The fact is, drug addiction is a brain disease.  Leshner says. "While every type of drug of abuse has its own individual trigger for affecting or transforming the brain, many of the results of the transformation are strikingly similar regardless of the addictive drug used. The brain changes range from fundamental and long-lasting changes in the biochemical makeup of the brain, to mood changes, to changes in memory processes and motor skills."

These changes refer to specific alterations in the structure and function of the brain. In simple terms, drugs (a) change brain structure, (b) alter brain function, and (c) hijack the brain's reward system.

Recently, scientists have discovered new insights into the role heredity plays in addiction. These findings may actually identify people at risk for addiction and prompt them to learn behaviors that prevent the disease.

The so-called "cult of pharmacology" theory that Richard DeGrandpre presents begs many questions. The composition of a drug does not, inherently, make it a "devil" or an "angel." I agree. However,  people place the primary blame for the damage done by a drug on the last stop in the delivery of the product -- the people who abuse it.. Of course, they are ultimately responsible for their own dependency, addiction, or overdose. But, are there times when the addicts, themselves, have been abused? And, are the biggest abusers of drug dependents working in the fields of pharmacology and health?

For example, in the case of OxyContin abuse, the public sees firsthand the tremendous availability of the drug and the deadly effects of misuse, so their primary blame falls upon the visible, continuous, illegal activity between the dealer and the addict. They cry, "Just say no!" and "Lock up the criminals on the street!"

They have been conditioned to believe in the good of doctors, pharmacies, pain clinics, and any other of the sanctioned, traditional players in the Oxy pain relief business.

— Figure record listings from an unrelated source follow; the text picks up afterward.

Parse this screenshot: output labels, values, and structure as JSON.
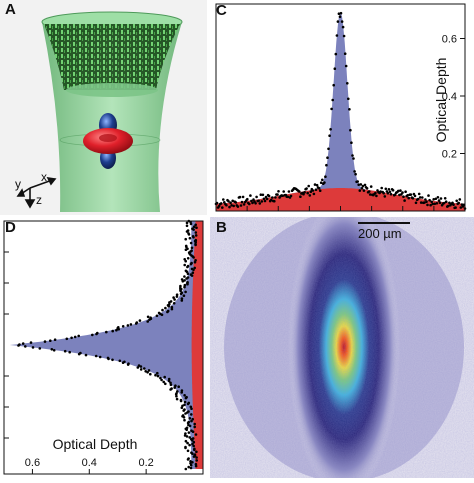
{
  "figure": {
    "panels": [
      {
        "id": "A",
        "label": "A"
      },
      {
        "id": "B",
        "label": "B"
      },
      {
        "id": "C",
        "label": "C"
      },
      {
        "id": "D",
        "label": "D"
      }
    ],
    "panel_a": {
      "axes": {
        "x": "x",
        "y": "y",
        "z": "z"
      },
      "colors": {
        "trap": "#8fd39a",
        "orbital_red": "#e0202a",
        "orbital_blue": "#1e3f8f"
      }
    },
    "panel_b": {
      "scale_bar": "200 µm",
      "colors": {
        "background": "#e6e4f0",
        "halo": "#32318f",
        "core": "#e62d16"
      }
    }
  },
  "chart_data": [
    {
      "panel": "C",
      "type": "area",
      "title": "",
      "xlabel": "",
      "ylabel": "Optical Depth",
      "ylim": [
        0,
        0.72
      ],
      "yticks": [
        0.2,
        0.4,
        0.6
      ],
      "x_range": [
        -1,
        1
      ],
      "series": [
        {
          "name": "",
          "kind": "fit",
          "color": "#7c82bd",
          "center": 0,
          "peak": 0.67,
          "width": 0.055,
          "baseline": 0.02
        },
        {
          "name": "",
          "kind": "thermal",
          "color": "#dd3a3a",
          "center": 0,
          "peak": 0.06,
          "width": 0.45
        }
      ],
      "points_color": "#000000",
      "grid": false,
      "legend": "none"
    },
    {
      "panel": "D",
      "type": "area",
      "title": "",
      "xlabel": "Optical Depth",
      "ylabel": "",
      "xlim": [
        0.7,
        0
      ],
      "xticks": [
        0.6,
        0.4,
        0.2
      ],
      "series": [
        {
          "name": "",
          "kind": "fit",
          "color": "#7c82bd",
          "center": 0,
          "peak": 0.67,
          "width": 0.16
        },
        {
          "name": "",
          "kind": "thermal",
          "color": "#dd3a3a",
          "center": 0,
          "peak": 0.03,
          "width": 0.9
        }
      ],
      "points_color": "#000000",
      "grid": false,
      "legend": "none"
    }
  ]
}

Pain is bad; the pain patients trust the professionals' concern for their health, so the public thinks that "angelic" professionals administer only "angelic" medications with "angelic" care.

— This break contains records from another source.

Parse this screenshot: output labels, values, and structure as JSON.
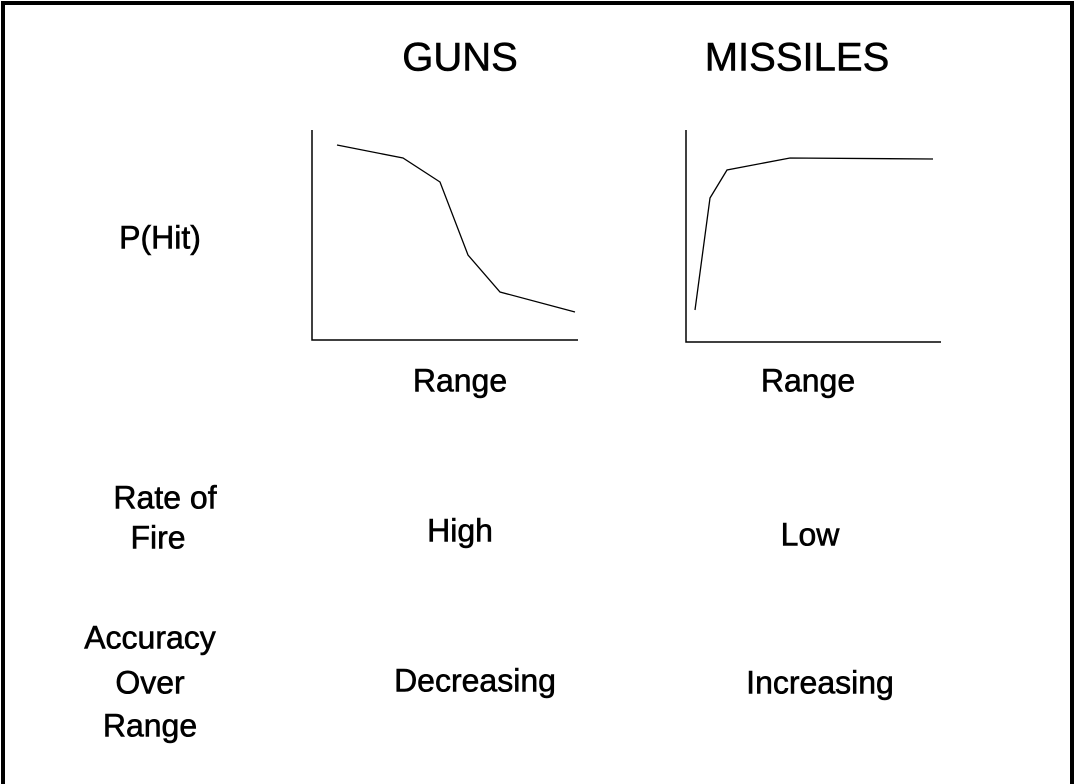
{
  "columns": [
    "GUNS",
    "MISSILES"
  ],
  "rows": [
    {
      "label": [
        "P(Hit)"
      ],
      "x_axis_labels": [
        "Range",
        "Range"
      ]
    },
    {
      "label": [
        "Rate of",
        "Fire"
      ],
      "values": [
        "High",
        "Low"
      ]
    },
    {
      "label": [
        "Accuracy",
        "Over",
        "Range"
      ],
      "values": [
        "Decreasing",
        "Increasing"
      ]
    }
  ]
}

To most folks, drug addiction is a consequence suffered by expendable souls who live on the fringes of damnation and eventually take the plunge into the chemical "pit." Why? Most believe that drug abusers are pathetically weak and totally devoid of moral upbringing.

How does the public assume the process works? The means of delivery in the eyes of the public is the dealer. Since the "devil" dealer sells the "devil" product to the "devil" addicts, the consumption of the "devil" pill delivers the final "devil" destruction. Case closed and lesson learned -- "Stay away from the devil druggies, boys and girls."

Unfortunately, people begin to see Oxy, a once-advertised rx "angel" pill for pain, as a "devil" drug only on the streets. Instead of tracing the problem with the drug all the way back to its roots and questioning the true intentions of the company and the professionals who support it, the masses choose to say, "It's not the pill, so blame the people who take it."

Damn it, people, wake up! We know the abusers are ultimately responsible for their addictions. A fool could understand that. The concern is elsewhere. As rx drugs kill in increasingly greater numbers than illegal drugs, something must be done. It must be done now, without hesitation, because rx drugs are currently killing 15,000 people a year. (Centers for Disease Control and Prevention, 2011)

Let's all pressure the FDA and the drug manufacturers to stop Pharmageddon. Illicit drug is just a term used to describe chemicals that are illegal under present policy. In fact, many of today's prescription drugs need to be more tightly regulated. Some (oxycodone varieties) need to be taken from the market until the true damage they cause is properly studied as it relates to the rx epidemic in the United States.

I don't care which drugs are "angels" or "devils" according to an outdated historical perspective. I know what is happening in America in the 21st century -- Big Government and Big Pharma are reacting far too slowly and, thus, contribuing to a terrible killing field. Please, pray for better protection of future generations.